Conflict of interest prevention vital to trustees in wake of 2012 roofing controversy

  An ordinance designed to prevent conflicts of interest and improper influence on the part of village officials and employees was approved Tuesday by the village board.

  Trustees approved the changes after rejecting a proposal by Trustee Bob Streit to send the ordinance back to committee for further consideration.
  He said the board needs to close loopholes that exempt village attorneys and former employees from the restrictions. Additionally, he said, the ordinance was crafted without public input.
  Specifically, Streit alleged that former Trustee Tom Phelan recently solicited village on behalf of the company for which he works.
  “It isn’t a good ordinance unless it applies to everyone,” Streit said. “I do believe it’s a good starting point.”
  Trustee Terry Vorderer said the ordinance can always be fine-tuned but delaying a vote at Tuesday night’s meeting would be a mistake.
  “I hate to see it postponed and lost forever,” Vorderer said.
  Trustee Alex Olejniczak agreed, admitting that the ordinance was not a finished product. He criticized Streit for playing to the camera by reading “another well-written diatribe.”

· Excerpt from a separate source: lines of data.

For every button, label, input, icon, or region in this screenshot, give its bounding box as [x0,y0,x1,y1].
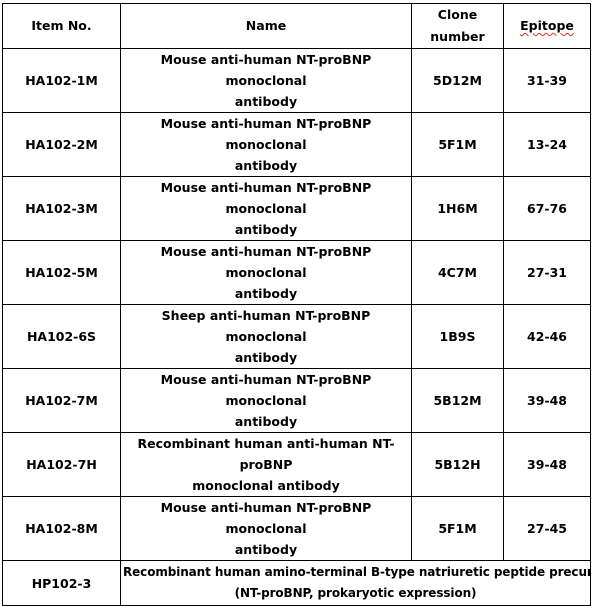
clone-number-cell: 1B9S [411,304,504,369]
name-line-1: Mouse anti-human NT-proBNP monoclonal [160,180,372,216]
name-line-2: antibody [234,222,298,237]
clone-number-cell: 4C7M [411,240,504,305]
item-no-cell: HA102-5M [2,240,121,305]
table-row: HA102-5M Mouse anti-human NT-proBNP mono… [2,240,591,305]
clone-number-cell: 5B12H [411,432,504,497]
table-row: HA102-7M Mouse anti-human NT-proBNP mono… [2,368,591,433]
name-cell: Mouse anti-human NT-proBNP monoclonal an… [120,240,412,305]
name-cell-spanning: Recombinant human amino-terminal B-type … [120,560,591,606]
name-line-1: Mouse anti-human NT-proBNP monoclonal [160,52,372,88]
table-row: HP102-3 Recombinant human amino-terminal… [2,560,591,606]
epitope-cell: 39-48 [503,432,591,497]
name-line-2: antibody [234,542,298,557]
name-line-1: Mouse anti-human NT-proBNP monoclonal [160,116,372,152]
clone-number-cell: 5F1M [411,496,504,561]
item-no-cell: HA102-6S [2,304,121,369]
table-row: HA102-8M Mouse anti-human NT-proBNP mono… [2,496,591,561]
clone-number-cell: 5B12M [411,368,504,433]
header-clone-number: Clone number [411,3,504,49]
item-no-cell: HA102-8M [2,496,121,561]
item-no-cell: HA102-7M [2,368,121,433]
name-line-2: antibody [234,350,298,365]
name-cell: Mouse anti-human NT-proBNP monoclonal an… [120,112,412,177]
name-line-2: antibody [234,158,298,173]
name-line-2: antibody [234,414,298,429]
name-line-2: antibody [234,286,298,301]
clone-number-cell: 1H6M [411,176,504,241]
name-line-1: Mouse anti-human NT-proBNP monoclonal [160,500,372,536]
name-cell: Mouse anti-human NT-proBNP monoclonal an… [120,368,412,433]
name-line-2: antibody [234,94,298,109]
table-row: HA102-7H Recombinant human anti-human NT… [2,432,591,497]
item-no-cell: HP102-3 [2,560,121,606]
name-cell: Recombinant human anti-human NT-proBNP m… [120,432,412,497]
name-cell: Mouse anti-human NT-proBNP monoclonal an… [120,496,412,561]
epitope-cell: 39-48 [503,368,591,433]
item-no-cell: HA102-7H [2,432,121,497]
header-epitope-label: Epitope [520,18,574,33]
epitope-cell: 13-24 [503,112,591,177]
epitope-cell: 27-31 [503,240,591,305]
clone-number-cell: 5D12M [411,48,504,113]
item-no-cell: HA102-1M [2,48,121,113]
table-row: HA102-2M Mouse anti-human NT-proBNP mono… [2,112,591,177]
epitope-cell: 31-39 [503,48,591,113]
name-line-1: Mouse anti-human NT-proBNP monoclonal [160,244,372,280]
table-row: HA102-1M Mouse anti-human NT-proBNP mono… [2,48,591,113]
product-table: Item No. Name Clone number Epitope HA102… [2,3,591,606]
name-cell: Sheep anti-human NT-proBNP monoclonal an… [120,304,412,369]
name-cell: Mouse anti-human NT-proBNP monoclonal an… [120,176,412,241]
name-line-1: Recombinant human amino-terminal B-type … [123,565,591,579]
name-line-1: Sheep anti-human NT-proBNP monoclonal [161,308,371,344]
name-line-1: Recombinant human anti-human NT-proBNP [137,436,395,472]
header-epitope: Epitope [503,3,591,49]
header-name: Name [120,3,412,49]
epitope-cell: 42-46 [503,304,591,369]
name-cell: Mouse anti-human NT-proBNP monoclonal an… [120,48,412,113]
name-line-1: Mouse anti-human NT-proBNP monoclonal [160,372,372,408]
table-row: HA102-6S Sheep anti-human NT-proBNP mono… [2,304,591,369]
item-no-cell: HA102-3M [2,176,121,241]
epitope-cell: 27-45 [503,496,591,561]
name-line-2: monoclonal antibody [192,478,340,493]
table-row: HA102-3M Mouse anti-human NT-proBNP mono… [2,176,591,241]
item-no-cell: HA102-2M [2,112,121,177]
document-page: Item No. Name Clone number Epitope HA102… [2,3,591,606]
name-line-2: (NT-proBNP, prokaryotic expression) [234,586,477,600]
epitope-cell: 67-76 [503,176,591,241]
header-row: Item No. Name Clone number Epitope [2,3,591,49]
header-item-no: Item No. [2,3,121,49]
clone-number-cell: 5F1M [411,112,504,177]
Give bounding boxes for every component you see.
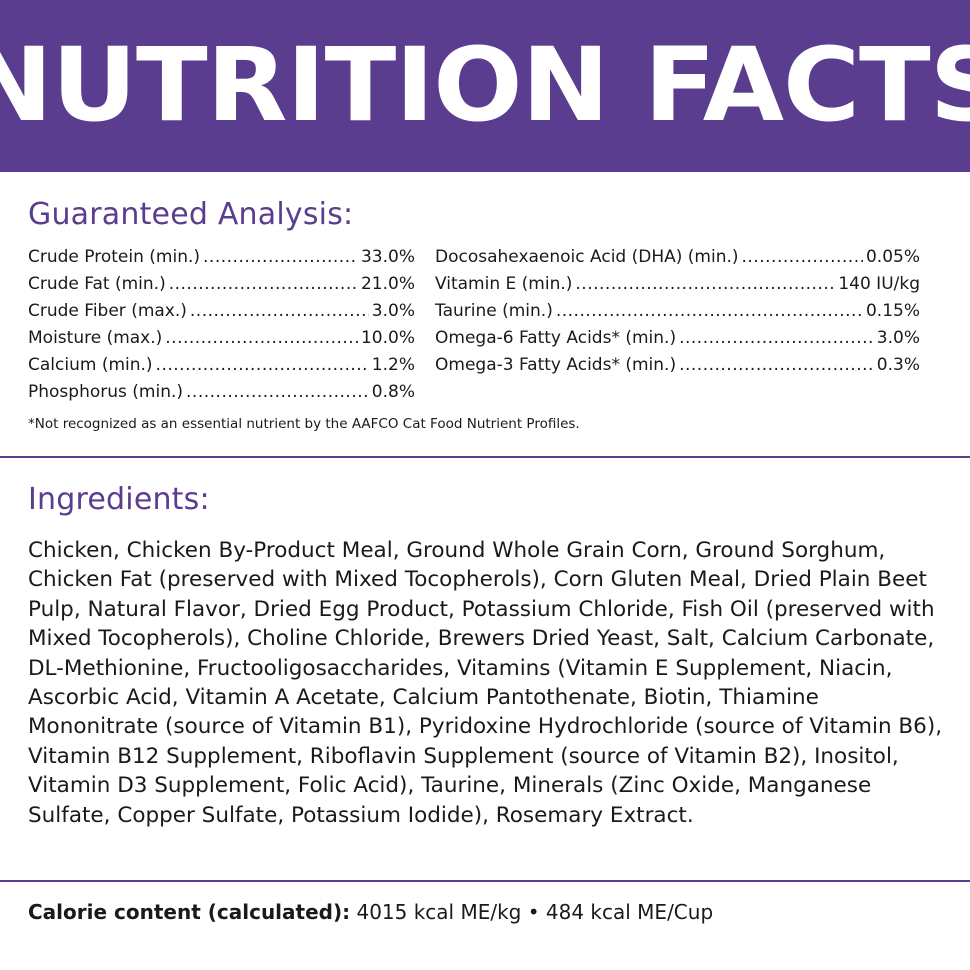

  Mayor Sandra Bury’s campaigned on stricter rules for disclosing conflicts of interest and she added to each board meeting’s agenda an opportunity for trustees to disclose any conflicts with potential board action.
  The ordinance comes several months after the FBI launched an investigation into a deal in which a roofing company with political and familial connections to Streit received a contract to replace the roof on the village’s public works building.
  The village board in November approved the $166,085 contract despite the fact that two other companies submitted lower bids for the work.
  The FBI in December issued a grand jury subpoena to village manager Larry Deetjen, asking him to produce all documents related to the bid process and selection of Joliet-based Adler Roofing and Sheet Metal to repair the roof.
  Streit’s brother, Mike, works at Adler Roofing as an estimator, and Streit’s political committee has received contributions from the firm.
  Streit said his brother does not have an ownership interest in the company and the issue was used to defame him and former Mayor Dave Heilmann, who was in office at the time the contract was awarded.
  Trustees later voted to rescind the contract and throw out the other bids for the work.